Council members Susan Wilkinson and Charles Welch were the only members to say they would not support the redesign as presented by Croy Thursday evening, saying the removal of the roundabout would inconvenience city residents who live west of the library and use the roundabout to access Atlanta Road.
“My dislike for it is simply based on traffic flow. I like the green space, I like pedestrians,” Welch said. “I just think from a traffic flow standpoint, we’re going back, and maybe (it’s) because I’m old and I drive my car all the time.”
“I love pedestrian-friendly. I think we should be widening and connecting all the trails,” she said. “But I also think that there are people who have to get in and out to work every day.”
She said there was also utility in having a hard surface with tables and chairs in the downtown area and expressed a fondness for the fountain.
“People get their pictures made at the fountain all the time,” Wilkinson said.
“There’s also people that swim in it when there’s water, too,” Norton retorted.
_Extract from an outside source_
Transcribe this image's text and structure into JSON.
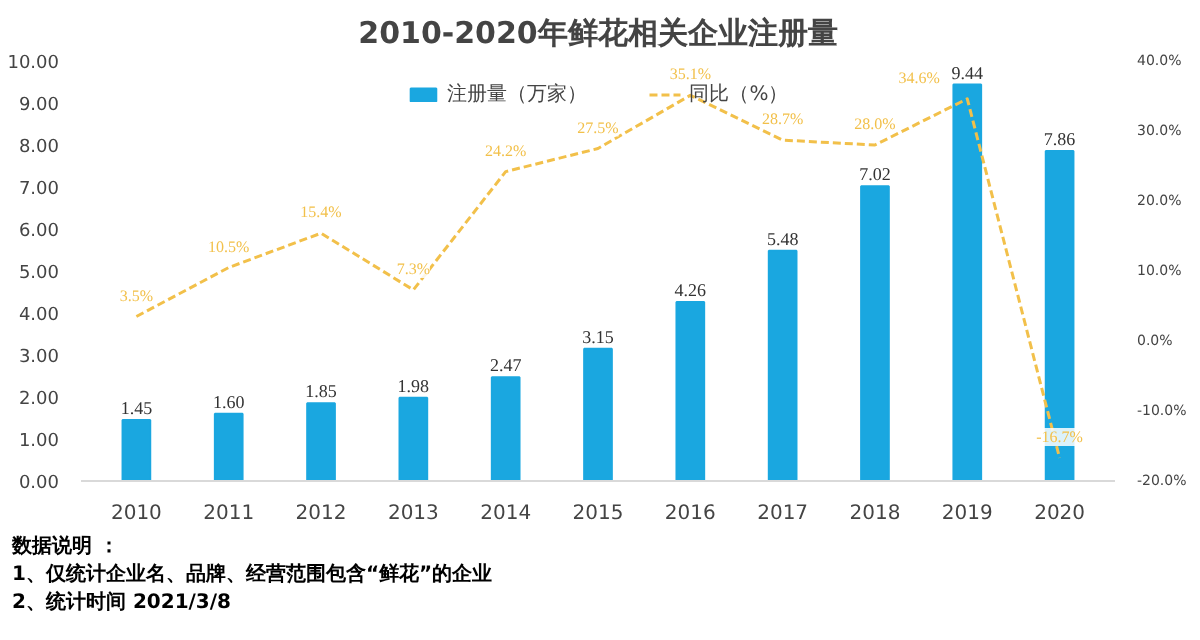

Councilman Travis Lindley called the fountain and roundabout “relic(s) of the ’90s” and took issue with his colleagues’ opposition, noting the previous administration had commissioned a study that considered possible ways to redevelop the area. That study, Norton said, had gathered input from more than 600 residents over seven meetings.
“You commissioned this study, which we understand has 700 people buying into it, there’s been a lot of communication on it, and now, we don’t want to listen to what the findings are?” Lindley asked.
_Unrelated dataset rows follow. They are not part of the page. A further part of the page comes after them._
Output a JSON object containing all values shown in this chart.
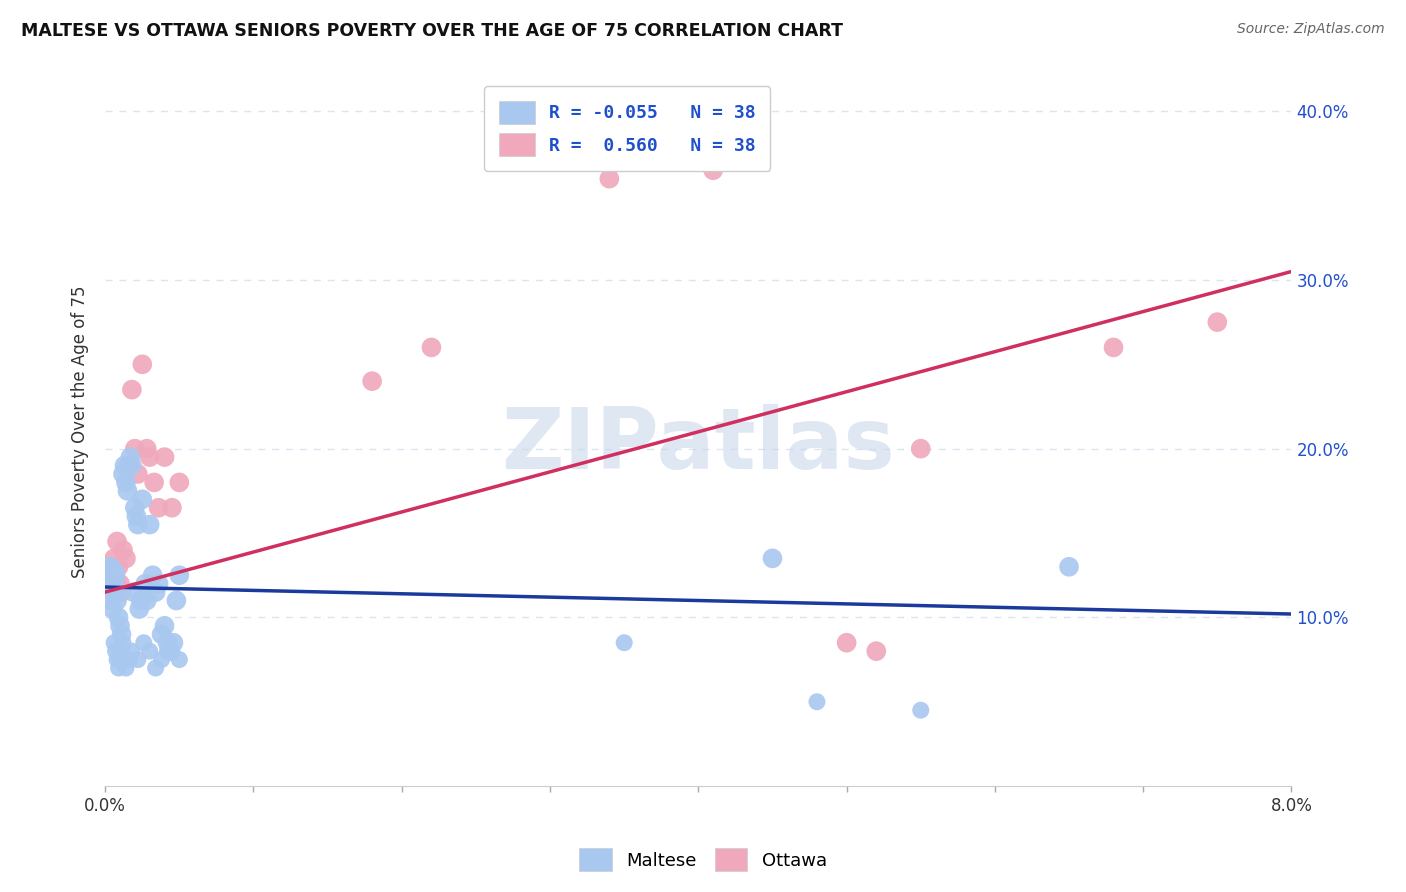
{
  "title": "MALTESE VS OTTAWA SENIORS POVERTY OVER THE AGE OF 75 CORRELATION CHART",
  "source": "Source: ZipAtlas.com",
  "ylabel": "Seniors Poverty Over the Age of 75",
  "xlim": [
    0.0,
    8.0
  ],
  "ylim": [
    0.0,
    42.0
  ],
  "yticks": [
    10.0,
    20.0,
    30.0,
    40.0
  ],
  "maltese_R": -0.055,
  "ottawa_R": 0.56,
  "N": 38,
  "blue_color": "#a8c8f0",
  "pink_color": "#f0a8bc",
  "blue_line_color": "#1a3a9c",
  "pink_line_color": "#d03060",
  "legend_text_color": "#2050cc",
  "maltese_x": [
    0.02,
    0.03,
    0.04,
    0.05,
    0.06,
    0.07,
    0.08,
    0.09,
    0.1,
    0.11,
    0.12,
    0.13,
    0.14,
    0.15,
    0.17,
    0.18,
    0.19,
    0.2,
    0.21,
    0.22,
    0.23,
    0.24,
    0.25,
    0.27,
    0.28,
    0.3,
    0.32,
    0.34,
    0.36,
    0.38,
    0.4,
    0.42,
    0.44,
    0.46,
    0.48,
    0.5,
    4.5,
    6.5
  ],
  "maltese_y": [
    12.5,
    13.0,
    11.0,
    10.5,
    12.0,
    11.5,
    11.0,
    10.0,
    9.5,
    9.0,
    18.5,
    19.0,
    18.0,
    17.5,
    19.5,
    19.0,
    11.5,
    16.5,
    16.0,
    15.5,
    10.5,
    11.0,
    17.0,
    12.0,
    11.0,
    15.5,
    12.5,
    11.5,
    12.0,
    9.0,
    9.5,
    8.5,
    8.0,
    8.5,
    11.0,
    12.5,
    13.5,
    13.0
  ],
  "maltese_sizes": [
    600,
    200,
    200,
    200,
    200,
    200,
    200,
    200,
    200,
    200,
    200,
    200,
    200,
    200,
    200,
    200,
    200,
    200,
    200,
    200,
    200,
    200,
    200,
    200,
    200,
    200,
    200,
    200,
    200,
    200,
    200,
    200,
    200,
    200,
    200,
    200,
    200,
    200
  ],
  "maltese_low_x": [
    0.06,
    0.07,
    0.08,
    0.09,
    0.1,
    0.11,
    0.12,
    0.14,
    0.16,
    0.18,
    0.22,
    0.26,
    0.3,
    0.34,
    0.38,
    0.42,
    0.5,
    3.5,
    4.8,
    5.5
  ],
  "maltese_low_y": [
    8.5,
    8.0,
    7.5,
    7.0,
    7.5,
    8.0,
    8.5,
    7.0,
    7.5,
    8.0,
    7.5,
    8.5,
    8.0,
    7.0,
    7.5,
    8.0,
    7.5,
    8.5,
    5.0,
    4.5
  ],
  "ottawa_x": [
    0.02,
    0.03,
    0.04,
    0.05,
    0.06,
    0.07,
    0.08,
    0.09,
    0.1,
    0.11,
    0.12,
    0.14,
    0.16,
    0.18,
    0.2,
    0.22,
    0.25,
    0.28,
    0.3,
    0.33,
    0.36,
    0.4,
    0.45,
    0.5,
    1.8,
    2.2,
    3.4,
    4.1,
    5.0,
    5.2,
    5.5,
    6.8,
    7.5
  ],
  "ottawa_y": [
    12.5,
    13.0,
    12.0,
    11.5,
    13.5,
    12.0,
    14.5,
    13.0,
    12.0,
    11.5,
    14.0,
    13.5,
    19.0,
    23.5,
    20.0,
    18.5,
    25.0,
    20.0,
    19.5,
    18.0,
    16.5,
    19.5,
    16.5,
    18.0,
    24.0,
    26.0,
    36.0,
    36.5,
    8.5,
    8.0,
    20.0,
    26.0,
    27.5
  ],
  "ottawa_sizes": [
    200,
    200,
    200,
    200,
    200,
    200,
    200,
    200,
    200,
    200,
    200,
    200,
    200,
    200,
    200,
    200,
    200,
    200,
    200,
    200,
    200,
    200,
    200,
    200,
    200,
    200,
    200,
    200,
    200,
    200,
    200,
    200,
    200
  ],
  "blue_trend_x": [
    0.0,
    8.0
  ],
  "blue_trend_y": [
    11.8,
    10.2
  ],
  "pink_trend_x": [
    0.0,
    8.0
  ],
  "pink_trend_y": [
    11.5,
    30.5
  ],
  "watermark": "ZIPatlas",
  "background_color": "#ffffff",
  "grid_color": "#dce4f0",
  "plot_bg": "#ffffff"
}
Councilman Lewis Wheaton said the proposal was a good one.
“I like the idea of having a lot more pedestrian access, I like the idea of kind of streamlining the traffic flow” he said. “Overall, I think it’s a very compelling design.”
Councilman Austin Wagner supported the changes but said they do not go far enough in prioritizing pedestrian access and safety. The council, he continued, should do as much as it can to push vehicle traffic out of the downtown area.
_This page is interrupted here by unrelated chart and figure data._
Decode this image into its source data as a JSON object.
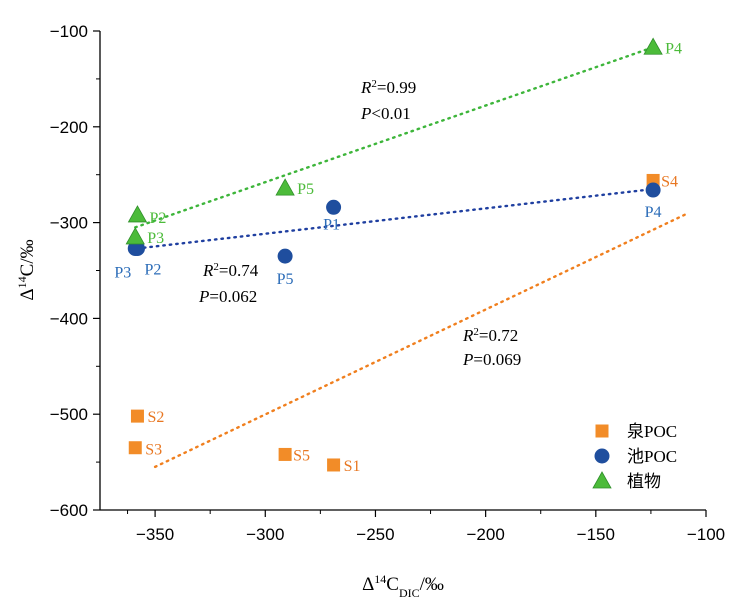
{
  "chart_data": {
    "type": "scatter",
    "xlabel": "Δ14CDIC/‰",
    "ylabel": "Δ14C/‰",
    "xlim": [
      -375,
      -100
    ],
    "ylim": [
      -600,
      -100
    ],
    "xticks": [
      -350,
      -300,
      -250,
      -200,
      -150,
      -100
    ],
    "yticks": [
      -600,
      -500,
      -400,
      -300,
      -200,
      -100
    ],
    "xtick_labels": [
      "−350",
      "−300",
      "−250",
      "−200",
      "−150",
      "−100"
    ],
    "ytick_labels": [
      "−600",
      "−500",
      "−400",
      "−300",
      "−200",
      "−100"
    ],
    "grid": false,
    "legend_position": "bottom-right",
    "series": [
      {
        "name": "泉POC",
        "marker": "square",
        "color": "#F28C28",
        "labelColor": "#E87722",
        "points": [
          {
            "label": "S1",
            "x": -269,
            "y": -553
          },
          {
            "label": "S2",
            "x": -358,
            "y": -502
          },
          {
            "label": "S3",
            "x": -359,
            "y": -535
          },
          {
            "label": "S4",
            "x": -124,
            "y": -256
          },
          {
            "label": "S5",
            "x": -291,
            "y": -542
          }
        ],
        "fit": {
          "x": [
            -350,
            -108
          ],
          "y": [
            -555,
            -290
          ],
          "color": "#F07F1E",
          "r2_label": "R2=0.72",
          "r2_prefix": "R",
          "r2_sup": "2",
          "r2_rest": "=0.72",
          "p_label": "P=0.069",
          "p_prefix": "P",
          "p_rest": "=0.069"
        }
      },
      {
        "name": "池POC",
        "marker": "circle",
        "color": "#1F4E9E",
        "labelColor": "#2B6CB8",
        "points": [
          {
            "label": "P1",
            "x": -269,
            "y": -284
          },
          {
            "label": "P2",
            "x": -358,
            "y": -327
          },
          {
            "label": "P3",
            "x": -359,
            "y": -327
          },
          {
            "label": "P4",
            "x": -124,
            "y": -266
          },
          {
            "label": "P5",
            "x": -291,
            "y": -335
          }
        ],
        "fit": {
          "x": [
            -358,
            -124
          ],
          "y": [
            -327,
            -265
          ],
          "color": "#1F3FA0",
          "r2_label": "R2=0.74",
          "r2_prefix": "R",
          "r2_sup": "2",
          "r2_rest": "=0.74",
          "p_label": "P=0.062",
          "p_prefix": "P",
          "p_rest": "=0.062"
        }
      },
      {
        "name": "植物",
        "marker": "triangle",
        "color": "#4CBB3A",
        "labelColor": "#4CBB3A",
        "points": [
          {
            "label": "P2",
            "x": -358,
            "y": -292
          },
          {
            "label": "P3",
            "x": -359,
            "y": -315
          },
          {
            "label": "P5",
            "x": -291,
            "y": -264
          },
          {
            "label": "P4",
            "x": -124,
            "y": -117
          }
        ],
        "fit": {
          "x": [
            -359,
            -124
          ],
          "y": [
            -305,
            -117
          ],
          "color": "#3DB53A",
          "r2_label": "R2=0.99",
          "r2_prefix": "R",
          "r2_sup": "2",
          "r2_rest": "=0.99",
          "p_label": "P<0.01",
          "p_prefix": "P",
          "p_rest": "<0.01"
        }
      }
    ]
  }
}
“My opinion would be to go even further … where it’s basically that cobblestone-type (road) where it’s pedestrian-first, where its focused on people walking and cycling first,” he said. “Cars can still access it but they’ve got to yield to everyone else coming across.”
Norton hailed the redesign as a win for pedestrians. During his presentation before the council, Teague, of Croy Engineering, said the redesign would create a contiguous green space between the city’s veterans’ memorial and the arboretum beside the community center, an underused “hidden gem.”
He also detailed changes that would affect drivers, including a stoplight at the intersection of Powder Springs Street and Atlanta Road and a parking deck beside the Smyrna Police Department headquarters.
The intersection of Powder Springs Street and Atlanta Road is dangerous, Teague said. In addition to a traffic light, Croy is considering raising the intersection, “like a higher-speed extended speed table” in order to slow down motorists prone to speeding along Atlanta Road.
Before Thursday’s meeting, Norton spent an hour in downtown, asking passersby what they thought of the plan, he said.
“I haven’t had one person tell me that this is not a good idea.”
Norton, wary of the perception that city leaders have invested in downtown at the expense of other areas, said the project was just one of several that will be funded by the 2022 SPLOST in the coming years.